US

F-35 soars onward despite massive cost

Despite an optimistic new report from the Government Accountability Office, the Pentagon’s fledgling F-35 fighter jet continues to struggle with rising costs, structural defects and a ponderous research process.

But if a sparsely attended Senate hearing last month is any indication, the program can expect clear skies going forward.

The Brookings Institution’s Michael O’Hanlon was the lone non-governmental voice on a Senate Appropriations Committee panel dominated by military officers and acquisition personnel.

He was also the only panelist to advocate even moderate cuts to the Pentagon’s most expensive conventional weapons system. “I was a little bit of an outlier in talking about an alternative to the program,” O’Hanlon told The Daily Caller News Foundation.

Current cost estimates for the F-35’s research and acquisition stand at $12.6 billion every year from now until 2037, and once acquired Defense Department experts believe the fleet of aircraft will cost over $1 trillion to maintain.

DOD officials claim that operating and support costs of this magnitude are ultimately unaffordable.

O’Hanlon advocates purchasing half of the planes currently slated for production, cutting the total procurement from 2,500 to 1,250 aircraft. He also wants to scrap entirely the Navy’s variant of the stealthy fighter jet, the F-35C.

“I have nothing particularly against the plane, it’s just that I think it’s very expensive,” O’Hanlon said.

In contrast with his cost-cutting approach, O’Hanlon’s fellow panelists spent most of their testimonies cataloging mistakes made over the program’s twelve-year development while insisting that the massive investments already made leave decision makers no choice but to move the program forward unscathed.
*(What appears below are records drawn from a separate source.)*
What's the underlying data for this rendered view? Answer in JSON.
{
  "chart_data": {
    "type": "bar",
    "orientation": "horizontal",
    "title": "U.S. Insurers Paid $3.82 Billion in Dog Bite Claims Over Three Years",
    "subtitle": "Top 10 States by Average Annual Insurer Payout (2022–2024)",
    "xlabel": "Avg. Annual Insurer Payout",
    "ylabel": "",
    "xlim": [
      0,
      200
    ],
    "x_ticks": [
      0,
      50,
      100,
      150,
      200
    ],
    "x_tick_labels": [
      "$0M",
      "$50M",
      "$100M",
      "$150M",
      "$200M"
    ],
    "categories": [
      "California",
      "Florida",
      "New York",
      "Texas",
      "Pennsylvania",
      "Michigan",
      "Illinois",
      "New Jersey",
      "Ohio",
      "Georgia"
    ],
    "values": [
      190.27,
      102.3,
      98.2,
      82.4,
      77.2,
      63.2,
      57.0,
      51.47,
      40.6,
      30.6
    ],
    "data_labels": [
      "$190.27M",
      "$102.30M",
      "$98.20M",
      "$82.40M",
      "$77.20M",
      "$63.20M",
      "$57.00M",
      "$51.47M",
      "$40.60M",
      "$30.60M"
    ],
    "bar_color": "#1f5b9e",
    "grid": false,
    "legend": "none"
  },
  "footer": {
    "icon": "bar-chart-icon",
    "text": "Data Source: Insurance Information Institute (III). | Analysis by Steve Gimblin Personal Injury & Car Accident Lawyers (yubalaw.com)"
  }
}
“In the financial industry, we have this phrase, ‘too big to fail,’” Illinois Democratic Sen. Dick Durbin remarked during the testimony, as reported by The Hill. “I’m wondering if this project is so large in scope that it was too big to cancel.”

The story of the F-35 reads like a cautionary tale for military acquisition experts. About two decades ago, the Pentagon began seeking replacements for its armada of aging warplanes. Seeking to save money,they decided in 2001 to combine the needs of the Air Force, Navy and Marine Corps into one weapons system, billing the new fighter jet as the future Swiss army knife of military aircraft.

Ben Friedman, a defense expert at the Cato Institute, believes this is where the program first went wrong. “One of the main problems with having too many chefs in the kitchen generating requirements for this thing is that it became impossibly complex,” he told TheDC News Foundation.

He pointed to the Marine Corps’ demand for a jump jet able to take off and land vertically, claiming that the development of a capable engine delayed the program and added considerably to its cost.